Não há dúvidas que todo líder espiritual merece respeito, desde que esteja submisso à Palavra de Deus e pregando a verdade. Conforme a Bíblia, ele deve servir de exemplo, andando de maneira digna e honesta. O que ocorre é que, muitas vezes, não é essa a conduta de um líder. Como ser humano, ele pode errar e pecar contra Deus. 

Quando isso acontece e alguém se manifesta, há muitas pessoas ao redor para defendê-lo: “Não toque no ungido do Senhor”. Ou seja, essas pessoas entendem que ninguém pode acusar, questionar ou criticar o que os pastores fazem, mesmo que seja algo ruim. 

Sobre a unção do Senhor

A “unção do Senhor”, nesse caso, funciona como uma proteção e até uma imunidade dada por Deus aos líderes. Logo, é expressamente proibido falar em público sobre os erros que eles cometem. A pergunta é: isso é bíblico? Vamos ler alguns textos: 

“Não maltratem os meus ungidos; não façam mal aos meus profetas.” (1 Crônicas 16.22)

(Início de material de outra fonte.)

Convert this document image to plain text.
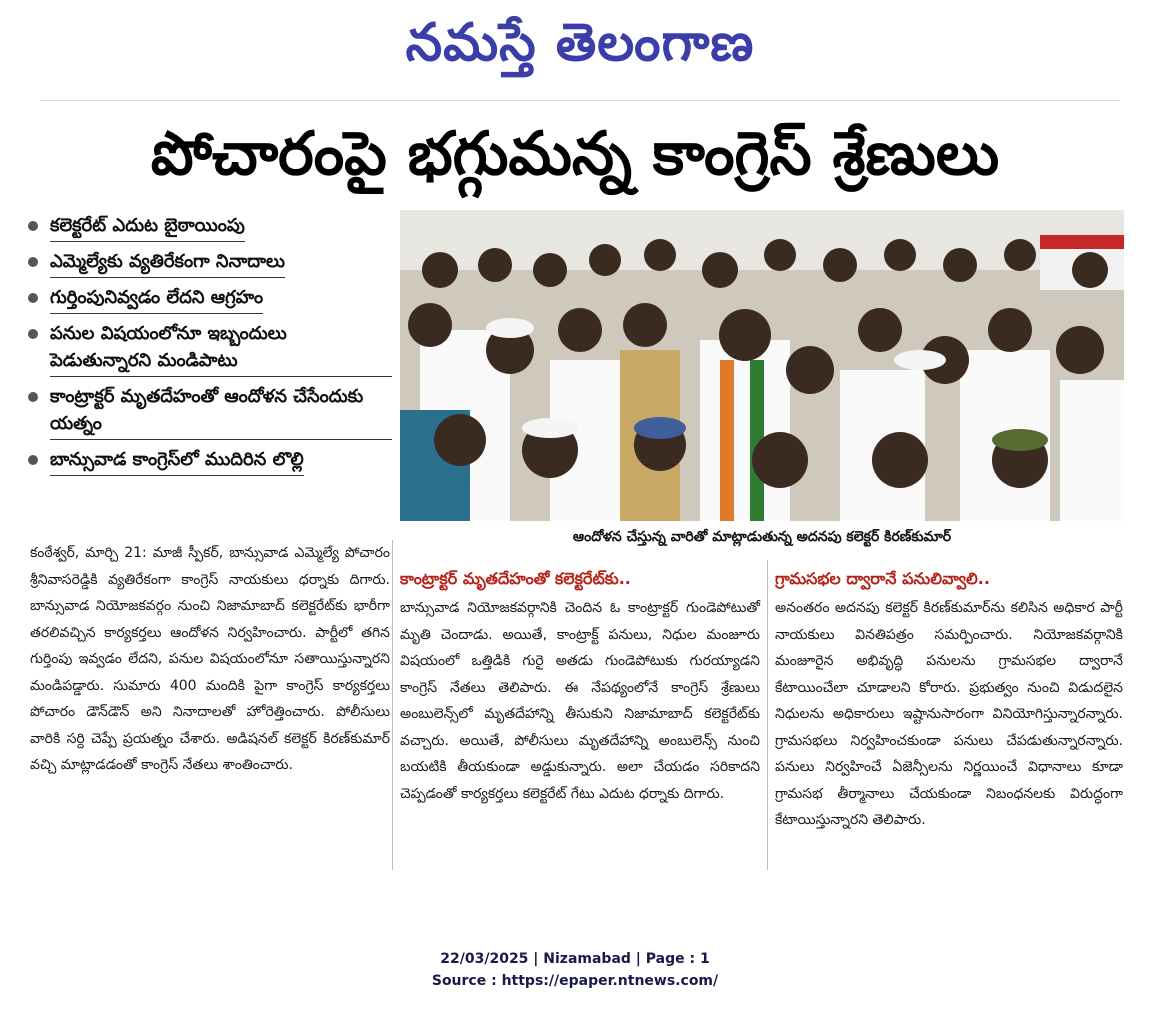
నమస్తే తెలంగాణ
పోచారంపై భగ్గుమన్న కాంగ్రెస్ శ్రేణులు
కలెక్టరేట్ ఎదుట బైఠాయింపు
ఎమ్మెల్యేకు వ్యతిరేకంగా నినాదాలు
గుర్తింపునివ్వడం లేదని ఆగ్రహం
పనుల విషయంలోనూ ఇబ్బందులు పెడుతున్నారని మండిపాటు
కాంట్రాక్టర్ మృతదేహంతో ఆందోళన చేసేందుకు యత్నం
బాన్సువాడ కాంగ్రెస్‌లో ముదిరిన లొల్లి
ఆందోళన చేస్తున్న వారితో మాట్లాడుతున్న అదనపు కలెక్టర్ కిరణ్‌కుమార్
కంఠేశ్వర్, మార్చి 21: మాజీ స్పీకర్, బాన్సువాడ ఎమ్మెల్యే పోచారం శ్రీనివాసరెడ్డికి వ్యతిరేకంగా కాంగ్రెస్ నాయకులు ధర్నాకు దిగారు. బాన్సువాడ నియోజకవర్గం నుంచి నిజామాబాద్ కలెక్టరేట్‌కు భారీగా తరలివచ్చిన కార్యకర్తలు ఆందోళన నిర్వహించారు. పార్టీలో తగిన గుర్తింపు ఇవ్వడం లేదని, పనుల విషయంలోనూ సతాయిస్తున్నారని మండిపడ్డారు. సుమారు 400 మందికి పైగా కాంగ్రెస్ కార్యకర్తలు పోచారం డౌన్‌డౌన్ అని నినాదాలతో హోరెత్తించారు. పోలీసులు వారికి సర్ది చెప్పే ప్రయత్నం చేశారు. అడిషనల్ కలెక్టర్ కిరణ్‌కుమార్ వచ్చి మాట్లాడడంతో కాంగ్రెస్ నేతలు శాంతించారు.
కాంట్రాక్టర్ మృతదేహంతో కలెక్టరేట్‌కు..
బాన్సువాడ నియోజకవర్గానికి చెందిన ఓ కాంట్రాక్టర్ గుండెపోటుతో మృతి చెందాడు. అయితే, కాంట్రాక్ట్ పనులు, నిధుల మంజూరు విషయంలో ఒత్తిడికి గురై అతడు గుండెపోటుకు గురయ్యాడని కాంగ్రెస్ నేతలు తెలిపారు. ఈ నేపథ్యంలోనే కాంగ్రెస్ శ్రేణులు అంబులెన్స్‌లో మృతదేహాన్ని తీసుకుని నిజామాబాద్ కలెక్టరేట్‌కు వచ్చారు. అయితే, పోలీసులు మృతదేహాన్ని అంబులెన్స్ నుంచి బయటికి తీయకుండా అడ్డుకున్నారు. అలా చేయడం సరికాదని చెప్పడంతో కార్యకర్తలు కలెక్టరేట్ గేటు ఎదుట ధర్నాకు దిగారు.
గ్రామసభల ద్వారానే పనులివ్వాలి..
అనంతరం అదనపు కలెక్టర్ కిరణ్‌కుమార్‌ను కలిసిన అధికార పార్టీ నాయకులు వినతిపత్రం సమర్పించారు. నియోజకవర్గానికి మంజూరైన అభివృద్ధి పనులను గ్రామసభల ద్వారానే కేటాయించేలా చూడాలని కోరారు. ప్రభుత్వం నుంచి విడుదలైన నిధులను అధికారులు ఇష్టానుసారంగా వినియోగిస్తున్నారన్నారు. గ్రామసభలు నిర్వహించకుండా పనులు చేపడుతున్నారన్నారు. పనులు నిర్వహించే ఏజెన్సీలను నిర్ణయించే విధానాలు కూడా గ్రామసభ తీర్మానాలు చేయకుండా నిబంధనలకు విరుద్ధంగా కేటాయిస్తున్నారని తెలిపారు.
22/03/2025 | Nizamabad | Page : 1
Source : https://epaper.ntnews.com/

“Que o Senhor me livre de fazer tal coisa a meu senhor, de erguer a mão contra ele; pois é o ungido do Senhor.” (1 Samuel 24.6)

Quem disse isso foi Davi quando estava sendo pressionado pelos seus soldados a matar Saul na caverna. Na ocasião, o rei Saul estava perseguindo Davi e tinha com ele um exército de 3 mil soldados escolhidos para essa missão. 

Aconteceu que Saul deu uma paradinha para fazer suas necessidades justamente na caverna onde Davi estava escondido. Davi chegou a cortar a ponta do manto de Saul e ele não percebeu. Depois disso, Davi declarou: 

“Hoje o rei pode ver com os próprios olhos como o Senhor o entregou em minhas mãos na caverna. Alguns insistiram que eu o matasse, mas eu o poupei, pois disse: Não erguerei a mão contra meu senhor, pois ele é o ungido do Senhor” (1 Samuel 24.10)

O que exatamente Davi estava querendo dizer? O que significava ser “ungido” naquela época? A expressão “ungido do Senhor” se referia aos reis de Israel que eram escolhidos por Deus para ocupar aquele cargo logo após receberem a “unção” por um juiz ou um profeta. 

Eles derramavam óleo sobre a cabeça desses homens, o que simbolizava que eles estavam sendo separados para uma missão em favor do povo de Deus. 

“Então Samuel apanhou um jarro de óleo, derramou-o sobre a cabeça de Saul e o beijou, dizendo: O Senhor o tem ungido como líder da herança dele.” (1 Samuel 10.1)

Saul era o rei que o povo queria, mas Davi era o escolhido de Deus. Então, no capítulo 16, vemos Davi também sendo ungido:

“Samuel então apanhou o chifre cheio de óleo e o ungiu na presença de seus irmãos, e a partir daquele dia o Espírito do Senhor apoderou-se de Davi.” (1 Samuel 16.13)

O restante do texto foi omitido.